The Higman group is an infinite finitely presented group with no non-trivial finite quotients and is generated by the elements a,b,c and d with the following relations:

 H = <a,b,c,d | a^{-1}ba = b^{2}, b^{-1}cb = c^{2}, c^{-1}dc = d^{2}, d^{-1}ad = a^{2}>

Reference

Graham Higman, "A finitely generated infinite simple group", Journal of the London Mathematical Society.

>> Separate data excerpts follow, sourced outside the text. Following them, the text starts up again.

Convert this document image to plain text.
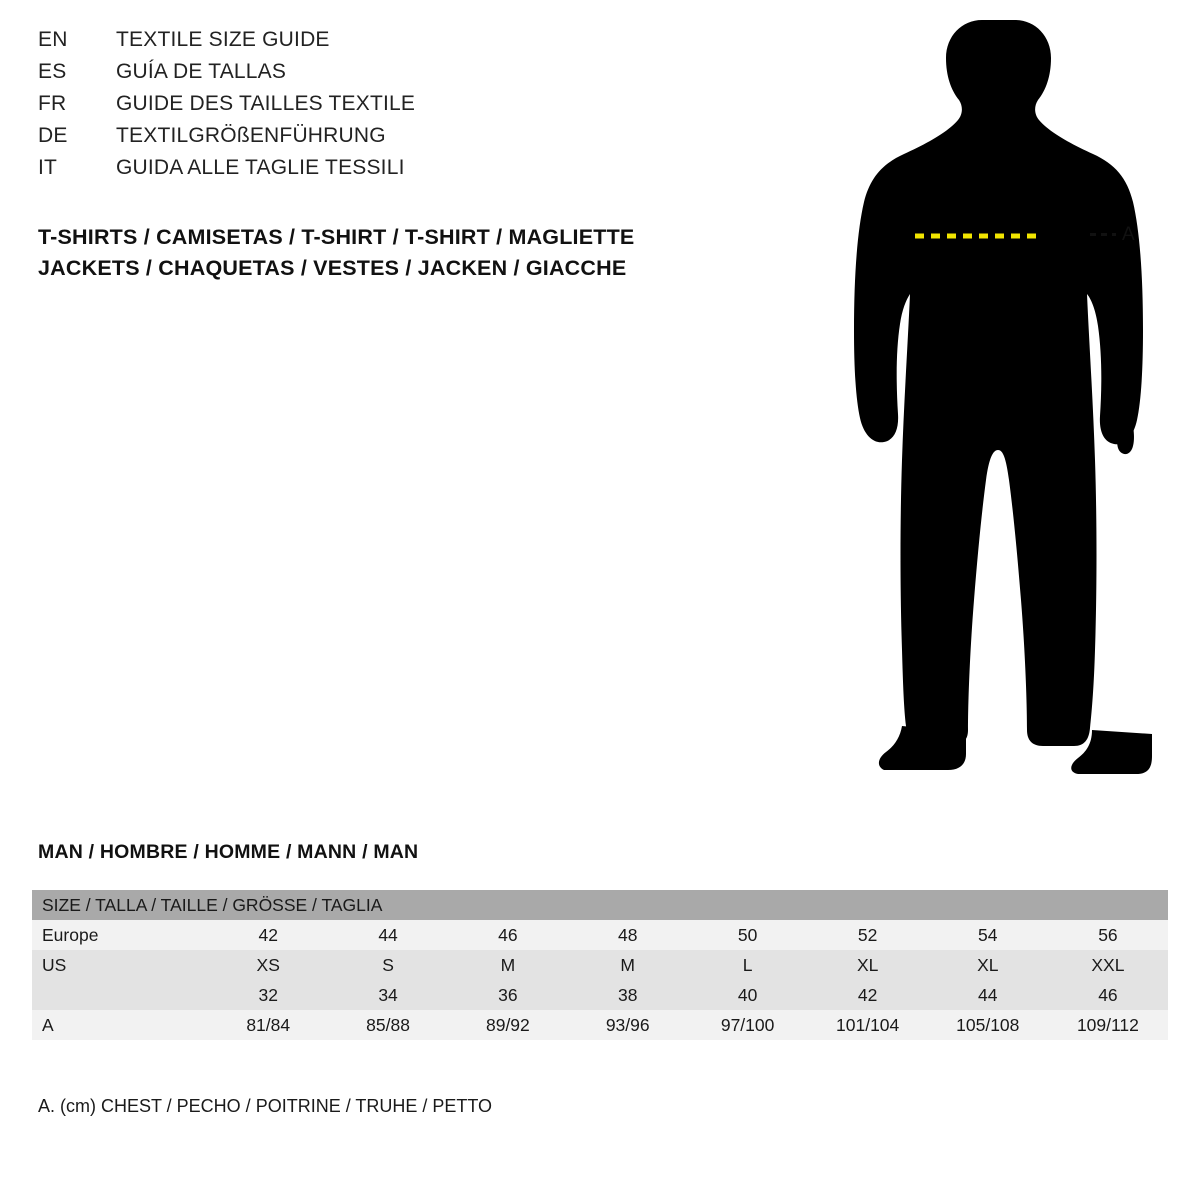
EN	TEXTILE SIZE GUIDE
ES	GUÍA DE TALLAS
FR	GUIDE DES TAILLES TEXTILE
DE	TEXTILGRÖßENFÜHRUNG
IT	GUIDA ALLE TAGLIE TESSILI
T-SHIRTS / CAMISETAS / T-SHIRT / T-SHIRT / MAGLIETTE
JACKETS / CHAQUETAS / VESTES / JACKEN / GIACCHE
A
MAN / HOMBRE / HOMME / MANN / MAN
SIZE / TALLA / TAILLE / GRÖSSE / TAGLIA								
Europe	42	44	46	48	50	52	54	56
US	XS	S	M	M	L	XL	XL	XXL
	32	34	36	38	40	42	44	46
A	81/84	85/88	89/92	93/96	97/100	101/104	105/108	109/112
A. (cm) CHEST / PECHO / POITRINE / TRUHE / PETTO
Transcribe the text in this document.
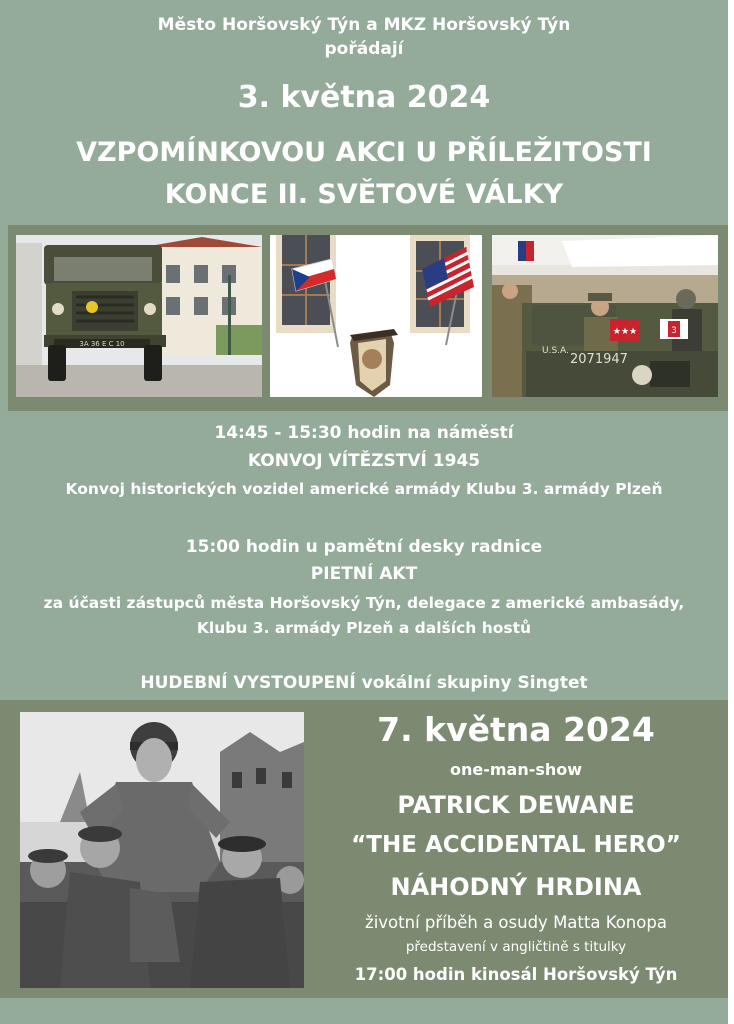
Město Horšovský Týn a MKZ Horšovský Týn
pořádají
3. května 2024
VZPOMÍNKOVOU AKCI U PŘÍLEŽITOSTI
KONCE II. SVĚTOVÉ VÁLKY
3A 36 E C 10
★★★	3
U.S.A.
2071947
14:45 - 15:30 hodin na náměstí
KONVOJ VÍTĚZSTVÍ 1945
Konvoj historických vozidel americké armády Klubu 3. armády Plzeň
15:00 hodin u pamětní desky radnice
PIETNÍ AKT
za účasti zástupců města Horšovský Týn, delegace z americké ambasády,
Klubu 3. armády Plzeň a dalších hostů
HUDEBNÍ VYSTOUPENÍ vokální skupiny Singtet
7. května 2024
one-man-show
PATRICK DEWANE
“THE ACCIDENTAL HERO”
NÁHODNÝ HRDINA
životní příběh a osudy Matta Konopa
představení v angličtině s titulky
17:00 hodin kinosál Horšovský Týn
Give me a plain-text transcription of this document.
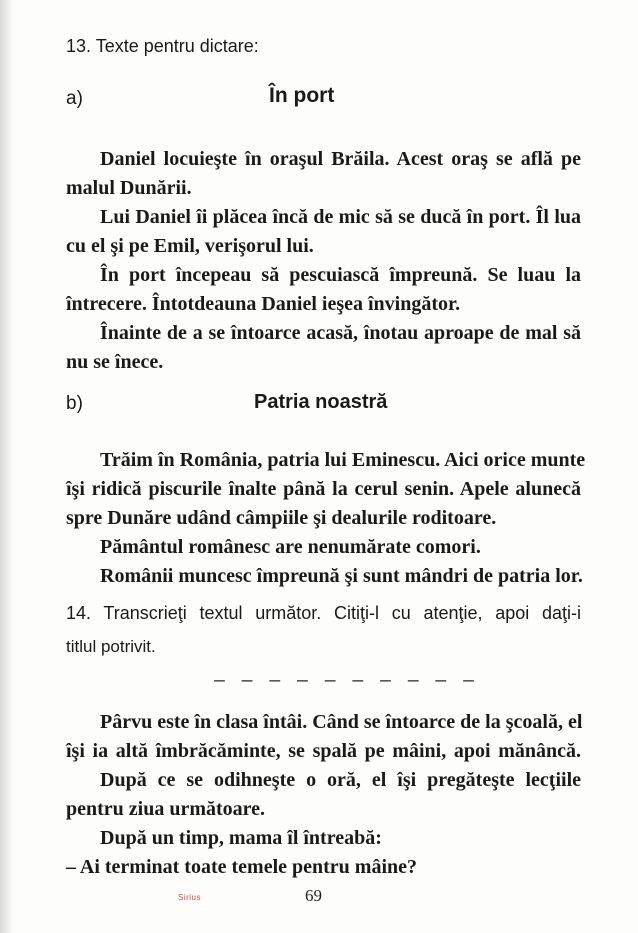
13. Texte pentru dictare:
a)	În port
Daniel locuieşte în oraşul Brăila. Acest oraş se află pe
malul Dunării.
Lui Daniel îi plăcea încă de mic să se ducă în port. Îl lua
cu el şi pe Emil, verişorul lui.
În port începeau să pescuiască împreună. Se luau la
întrecere. Întotdeauna Daniel ieşea învingător.
Înainte de a se întoarce acasă, înotau aproape de mal să
nu se înece.
b)	Patria noastră
Trăim în România, patria lui Eminescu. Aici orice munte
îşi ridică piscurile înalte până la cerul senin. Apele alunecă
spre Dunăre udând câmpiile şi dealurile roditoare.
Pământul românesc are nenumărate comori.
Românii muncesc împreună şi sunt mândri de patria lor.
14. Transcrieţi textul următor. Citiţi-l cu atenţie, apoi daţi-i
titlul potrivit.
– – – – – – – – – –
Pârvu este în clasa întâi. Când se întoarce de la şcoală, el
îşi ia altă îmbrăcăminte, se spală pe mâini, apoi mănâncă.
După ce se odihneşte o oră, el îşi pregăteşte lecţiile
pentru ziua următoare.
După un timp, mama îl întreabă:
– Ai terminat toate temele pentru mâine?
Sirius	69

Second Series 26 (1): 61–64, 1951.

Computation

 /*Use the ApCoCoA package ncpoly.*/
 
 // a is inverse to e, b is inverse to f, c is inverse to g and d is inverse to h
 Use ZZ/(2)[a,b,c,d,e,f,g,h];
 NC.SetOrdering("LLEX");
 
 Define CreateRelationsHigman()
   Relations:=[];
   
   // add the relations of the inverse elements
   Append(Relations,[[a,e],[1]]);
   Append(Relations,[[e,a],[1]]);
   Append(Relations,[[b,f],[1]]);
   Append(Relations,[[f,b],[1]]);
   Append(Relations,[[c,g],[1]]);
   Append(Relations,[[g,c],[1]]);
   Append(Relations,[[d,h],[1]]);
   Append(Relations,[[h,d],[1]]);
   
   // add the relation a^{-1}ba = b^2
   Append(Relations,[[e,b,a],[b^2]]);
   
   // add the relation b^{-1}cb = c^2
   Append(Relations,[[f,c,b],[c^2]]);
   
   // add the relation c^{-1}dc = d^2
   Append(Relations, [[g,d,c],[d^2]]);
   
   // add the relation d^{-1}ad = a^2
   Append(Relations, [[h,a,d],[a^2]]);
   
   Return Relations;
 EndDefine;
 
 Relations:=CreateRelationsHigman();
 Relations;
 
 Gb:=NC.GB(Relations,31,1,100,1000);
 Gb;
 Size(Gb);

Example in Symbolic Data Format

 <FREEALGEBRA createdAt="2014-01-20" createdBy="strohmeier">
 	<vars>a,b,c,d,e,f,g,h</vars>
 	<uptoDeg>5</uptoDeg>
 	<basis>
 	<ncpoly>a*e-1</ncpoly>
 	<ncpoly>e*a-1</ncpoly>
 	<ncpoly>b*f-1</ncpoly>
 	<ncpoly>f*b-1</ncpoly>
 	<ncpoly>c*g-1</ncpoly>
 	<ncpoly>g*c-1</ncpoly>
 	<ncpoly>d*h-1</ncpoly>
 	<ncpoly>h*d-1</ncpoly>
 	<ncpoly>e*b*a-b*b</ncpoly>
 	<ncpoly>f*c*b-c*c</ncpoly>
 	<ncpoly>g*d*c-d*d</ncpoly>
 	<ncpoly>h*a*d-a*a</ncpoly>
 	</basis>
 	<Comment>The LLex has 144 elements</Comment>
 	<Comment>Higman_group</Comment>
 </FREEALGEBRA>